Un proletario veneto incazzato con la macchina statale, sfiduciato nei metodi parlamentari di cambiamento, disposto a rischiare in prima persona per "smuovere le acque" del pantano italiano, un lavoratore animato da questo sentimento (e al Nord cominciano ad essere tanti, soprattutto tra i meno anziani) per quali motivi dovrebbe lasciare Bossi e correre dietro ai "compagni" dell’Autonomia? Dietro a coloro, cioè, che sono disposti a collaborare con le istituzioni di uno stato che egli (a ragione!) odia e vuole tagliare? O ancora: perché mai dovrebbe preferire chi è passato -con una giravolta in piena linea di continuità con le posizioni di ieri- dalla teorizzazione dell’illegalità diffusa alla diffusione del legalitarismo più sconcio? Ha così torto Bossi a chiamare gli autonomi i "barboncini del sistema italiano"?
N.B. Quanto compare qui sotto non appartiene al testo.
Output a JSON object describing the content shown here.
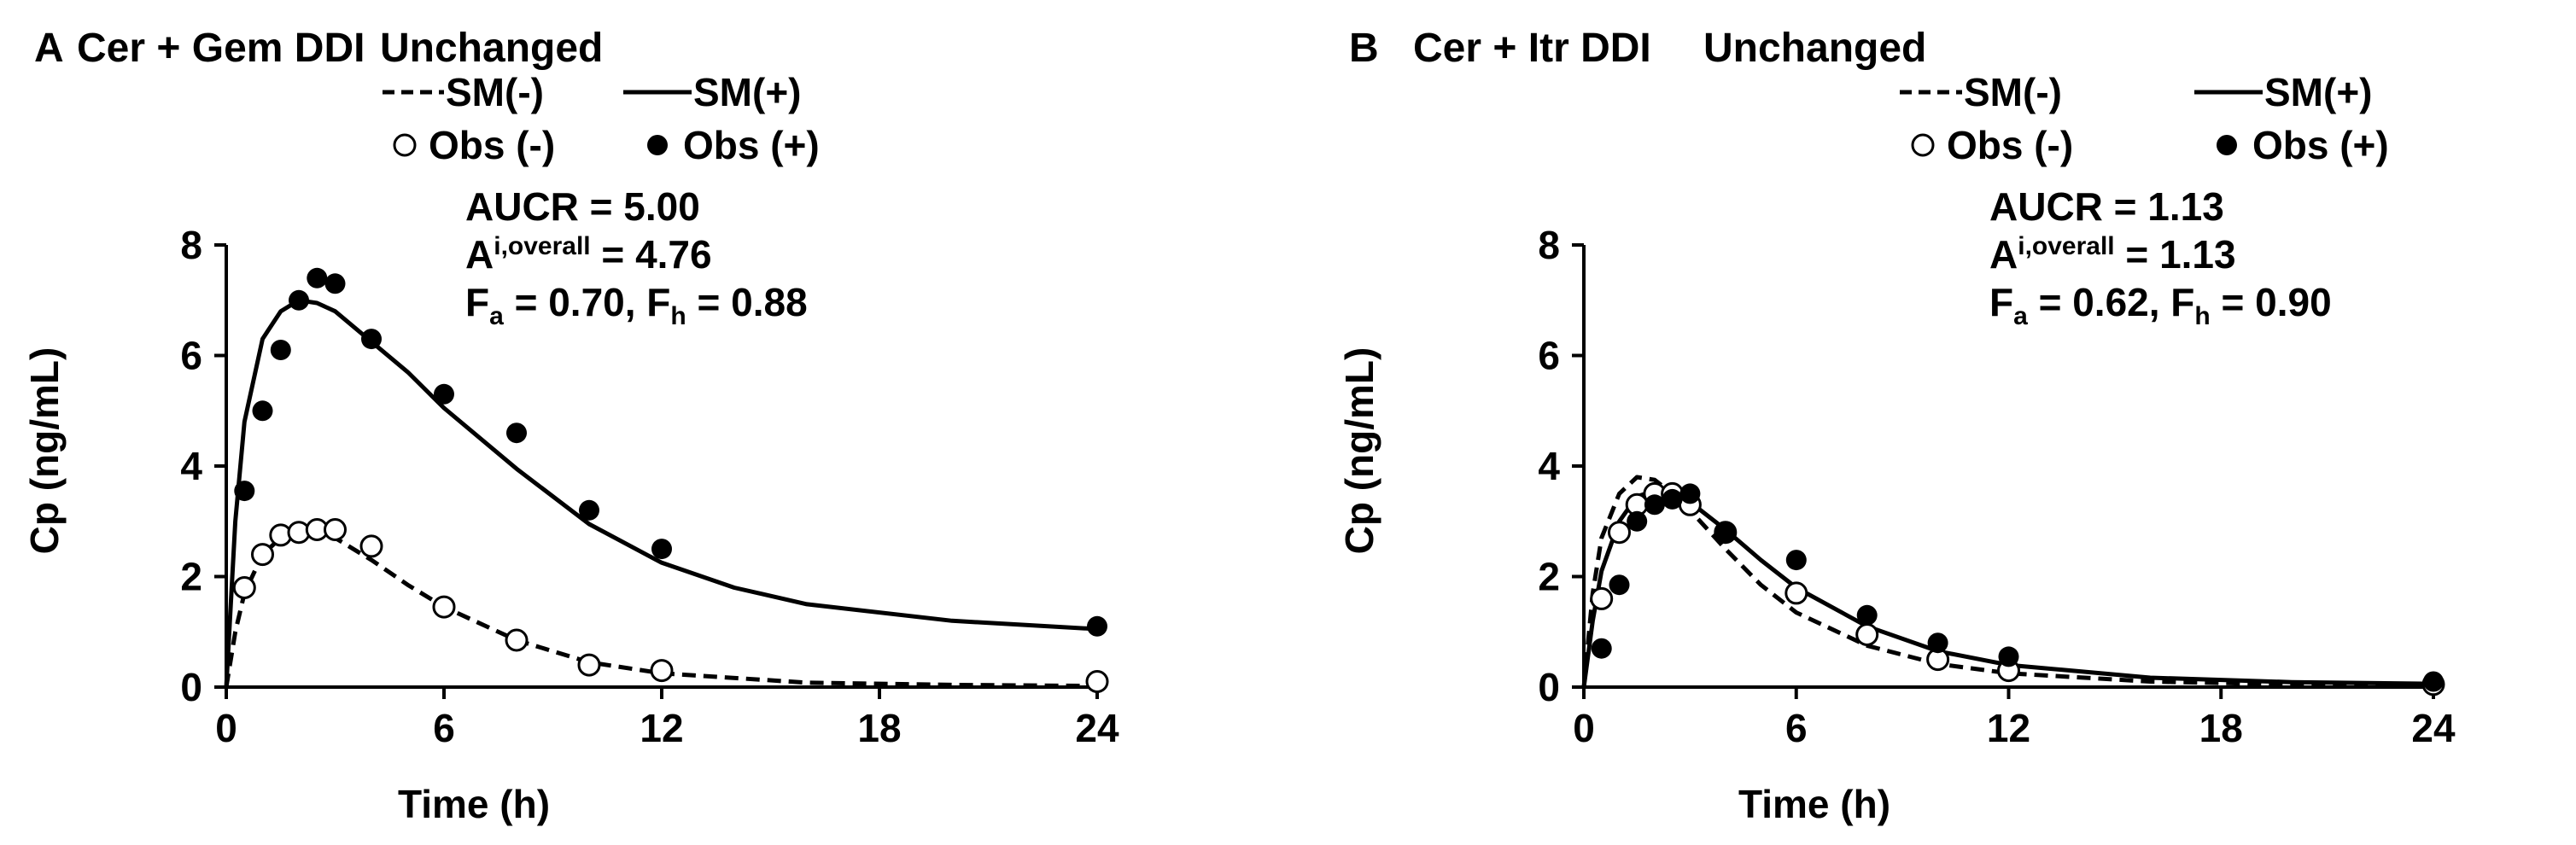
{
  "chart_data": [
    {
      "panel": "A",
      "title": "Cer + Gem DDI",
      "subtitle": "Unchanged",
      "type": "line+scatter",
      "xlabel": "Time (h)",
      "ylabel": "Cp (ng/mL)",
      "xlim": [
        0,
        24
      ],
      "ylim": [
        0,
        8
      ],
      "xticks": [
        0,
        6,
        12,
        18,
        24
      ],
      "yticks": [
        0,
        2,
        4,
        6,
        8
      ],
      "grid": false,
      "legend_position": "top-right",
      "series": [
        {
          "name": "SM(-)",
          "kind": "line",
          "style": "dashed",
          "x": [
            0,
            0.25,
            0.5,
            1,
            1.5,
            2,
            2.5,
            3,
            4,
            5,
            6,
            8,
            10,
            12,
            16,
            20,
            24
          ],
          "y": [
            0,
            1.0,
            1.7,
            2.4,
            2.7,
            2.8,
            2.8,
            2.7,
            2.3,
            1.85,
            1.45,
            0.85,
            0.45,
            0.25,
            0.08,
            0.04,
            0.02
          ]
        },
        {
          "name": "SM(+)",
          "kind": "line",
          "style": "solid",
          "x": [
            0,
            0.25,
            0.5,
            1,
            1.5,
            2,
            2.5,
            3,
            4,
            5,
            6,
            8,
            10,
            12,
            14,
            16,
            20,
            24
          ],
          "y": [
            0,
            3.0,
            4.8,
            6.3,
            6.8,
            7.0,
            6.95,
            6.8,
            6.25,
            5.7,
            5.05,
            3.95,
            2.95,
            2.25,
            1.8,
            1.5,
            1.2,
            1.05
          ]
        },
        {
          "name": "Obs (-)",
          "kind": "scatter",
          "marker": "open-circle",
          "x": [
            0.5,
            1,
            1.5,
            2,
            2.5,
            3,
            4,
            6,
            8,
            10,
            12,
            24
          ],
          "y": [
            1.8,
            2.4,
            2.75,
            2.8,
            2.85,
            2.85,
            2.55,
            1.45,
            0.85,
            0.4,
            0.3,
            0.1
          ]
        },
        {
          "name": "Obs (+)",
          "kind": "scatter",
          "marker": "filled-circle",
          "x": [
            0.5,
            1,
            1.5,
            2,
            2.5,
            3,
            4,
            6,
            8,
            10,
            12,
            24
          ],
          "y": [
            3.55,
            5.0,
            6.1,
            7.0,
            7.4,
            7.3,
            6.3,
            5.3,
            4.6,
            3.2,
            2.5,
            1.1
          ]
        }
      ],
      "annotations": {
        "line1": "AUCR = 5.00",
        "line2_main": "A",
        "line2_sub": "i,overall",
        "line2_rest": " = 4.76",
        "line3_a": "F",
        "line3_a_sub": "a",
        "line3_b": " = 0.70, F",
        "line3_b_sub": "h",
        "line3_c": " = 0.88"
      }
    },
    {
      "panel": "B",
      "title": "Cer + Itr DDI",
      "subtitle": "Unchanged",
      "type": "line+scatter",
      "xlabel": "Time (h)",
      "ylabel": "Cp (ng/mL)",
      "xlim": [
        0,
        24
      ],
      "ylim": [
        0,
        8
      ],
      "xticks": [
        0,
        6,
        12,
        18,
        24
      ],
      "yticks": [
        0,
        2,
        4,
        6,
        8
      ],
      "grid": false,
      "legend_position": "top-right",
      "series": [
        {
          "name": "SM(-)",
          "kind": "line",
          "style": "dashed",
          "x": [
            0,
            0.25,
            0.5,
            1,
            1.5,
            2,
            2.5,
            3,
            4,
            5,
            6,
            8,
            10,
            12,
            16,
            20,
            24
          ],
          "y": [
            0,
            1.7,
            2.7,
            3.5,
            3.8,
            3.75,
            3.5,
            3.2,
            2.5,
            1.85,
            1.35,
            0.75,
            0.42,
            0.25,
            0.1,
            0.05,
            0.03
          ]
        },
        {
          "name": "SM(+)",
          "kind": "line",
          "style": "solid",
          "x": [
            0,
            0.25,
            0.5,
            1,
            1.5,
            2,
            2.5,
            3,
            4,
            5,
            6,
            8,
            10,
            12,
            16,
            20,
            24
          ],
          "y": [
            0,
            1.2,
            2.1,
            3.0,
            3.45,
            3.55,
            3.5,
            3.35,
            2.85,
            2.3,
            1.8,
            1.1,
            0.65,
            0.4,
            0.17,
            0.09,
            0.06
          ]
        },
        {
          "name": "Obs (-)",
          "kind": "scatter",
          "marker": "open-circle",
          "x": [
            0.5,
            1,
            1.5,
            2,
            2.5,
            3,
            4,
            6,
            8,
            10,
            12,
            24
          ],
          "y": [
            1.6,
            2.8,
            3.3,
            3.5,
            3.5,
            3.3,
            2.8,
            1.7,
            0.95,
            0.5,
            0.3,
            0.05
          ]
        },
        {
          "name": "Obs (+)",
          "kind": "scatter",
          "marker": "filled-circle",
          "x": [
            0.5,
            1,
            1.5,
            2,
            2.5,
            3,
            4,
            6,
            8,
            10,
            12,
            24
          ],
          "y": [
            0.7,
            1.85,
            3.0,
            3.3,
            3.4,
            3.5,
            2.8,
            2.3,
            1.3,
            0.8,
            0.55,
            0.1
          ]
        }
      ],
      "annotations": {
        "line1": "AUCR = 1.13",
        "line2_main": "A",
        "line2_sub": "i,overall",
        "line2_rest": " = 1.13",
        "line3_a": "F",
        "line3_a_sub": "a",
        "line3_b": " = 0.62, F",
        "line3_b_sub": "h",
        "line3_c": " = 0.90"
      }
    }
  ]
}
Era inevitabile che in questa situazione Bossi avesse buon gioco: l’intera vicenda gli ha permesso di ottenere una maggiore centralizzazione delle forze leghiste (soprattuttuto quelle di estrazione proletaria) intorno alla bandiera della Lega. E, insieme a ciò, uno scompaginamento della base sociale del Polo con un’incipiente attrazione dei suoi elettori piccolo e medio borghesi verso il Carroccio.

In una lettera all’Unità, un esponente del PDS di Lecco denuncia che si sta realizzando "una saldatura tra l’elettorato leghista e quello del Polo (...) L’alleanza tra Lega e Polo, che qualche anno fa era stata attuata a livello di governo, ma non era stata recepita dall’elettorato, ora invece avviene proprio a quel livello". E, aggiungiamo noi, sul terreno secessionista della Lega Nord. Per Bossi un nuovo passo in avanti, da utilizzare come leva, come già sta facendo, per "invitare" le forze borghesi "padane" che contano (da Mediobanca a Berlusconi) a saltare sul suo carro e dare a quest’ultimo il nerbo capitalistico di cui difetta contro le tendenze centrifughe in atto nel Nord-Est e le mire degli stati capitalistici più forti.
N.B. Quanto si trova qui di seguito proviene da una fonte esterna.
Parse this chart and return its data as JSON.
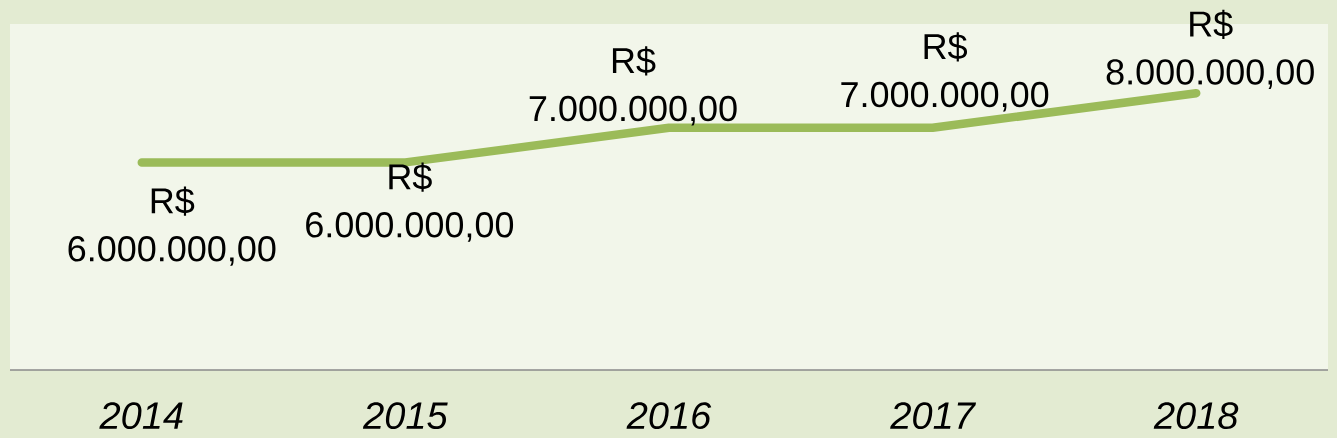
{
  "chart_data": {
    "type": "line",
    "categories": [
      "2014",
      "2015",
      "2016",
      "2017",
      "2018"
    ],
    "series": [
      {
        "color": "#9bbb59",
        "values": [
          6000000,
          6000000,
          7000000,
          7000000,
          8000000
        ],
        "value_labels": [
          "R$ 6.000.000,00",
          "R$ 6.000.000,00",
          "R$ 7.000.000,00",
          "R$ 7.000.000,00",
          "R$ 8.000.000,00"
        ]
      }
    ],
    "ylim": [
      0,
      10000000
    ],
    "tick_labels": "x",
    "marker": "none",
    "line_style": "solid"
  }
}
Riuscirà la Lega in questo suo disegno? Allo stato delle cose non si può dire in quale forma avverrà la secessione del Nord, se in modo "ordinato" o "centrifugo". Certo i colpi che continua a ricevere Mediobanca dai mercati internazionali e dalla finanza vaticana (v. il boicottaggio della fusione con Marzotto e il fallimento del progettato matrimonio con la Cariplo e, attraverso di essa, con l’Ambroveneto) non lavorano certo a favore del primo sbocco. Così come non vanno sottovalutate le manovre (estero-dirette?) divisorie della Lega portate avanti in Veneto. Tuttavia, attenzione a cogliere il senso di marcia degli avvenimenti senza farsi impressionare dai giochi immediati. Il caso San Marco è molto istruttivo al proposito. Così come, su un altro piano, la vicenda passata del fascismo iniziale.
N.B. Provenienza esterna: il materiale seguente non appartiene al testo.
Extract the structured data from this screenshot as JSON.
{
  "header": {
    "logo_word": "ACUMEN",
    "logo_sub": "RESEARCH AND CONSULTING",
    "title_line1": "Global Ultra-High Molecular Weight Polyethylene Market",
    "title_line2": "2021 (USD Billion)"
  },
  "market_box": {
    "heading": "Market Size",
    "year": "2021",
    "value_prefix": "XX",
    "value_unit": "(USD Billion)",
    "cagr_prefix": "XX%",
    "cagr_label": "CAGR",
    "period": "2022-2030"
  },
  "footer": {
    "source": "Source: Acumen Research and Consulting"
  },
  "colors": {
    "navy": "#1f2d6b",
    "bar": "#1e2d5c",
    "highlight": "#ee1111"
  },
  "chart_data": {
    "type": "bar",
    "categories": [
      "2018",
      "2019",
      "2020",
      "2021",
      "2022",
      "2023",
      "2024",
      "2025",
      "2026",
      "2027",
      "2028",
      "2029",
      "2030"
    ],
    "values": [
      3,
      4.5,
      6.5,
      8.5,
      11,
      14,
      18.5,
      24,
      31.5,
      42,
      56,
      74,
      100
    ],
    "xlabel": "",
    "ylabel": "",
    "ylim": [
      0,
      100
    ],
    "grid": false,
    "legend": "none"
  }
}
Sempre per analogia e con tutte le debite differenze, vediamo che anche in quel caso eravamo in presenza di spinte centrifughe incentrate sull’"autonomia" di interessi e ras locali. Ed anche in quel caso forti furono le tentazioni in molti ambiti di sinistra di giocare su tali divisioni (nell’intento di aspettarsi o promuovere una divisione del fascismo dal suo interno, magari con strizzatine d’occhio alla parte "responsabile" del movimento), nonché, al solito, di chiamare in proprio soccorso, in questo gioco, le forze istituzionali dello stato, sempre rigorosamente escludendo la propria mobilitazione di classe e lo scontro diretto proletariato-fascismo sul proprio terreno. In queste condizioni, era logico che un Mussolini, adoperando il bastone e la carota rispetto ai suoi, li abbia potuti ulteriormente affasciare sino agli esiti conclusivi. Non solo, ma abbia potuto utilizzare una cosa del genere per attrarre a sé non disprezzabili forze del campo nemico.

Che anche alle prossime elezioni padane verranno presentate liste anarchiche e comuniste dovrebbe essere un elemento di riflessione in più.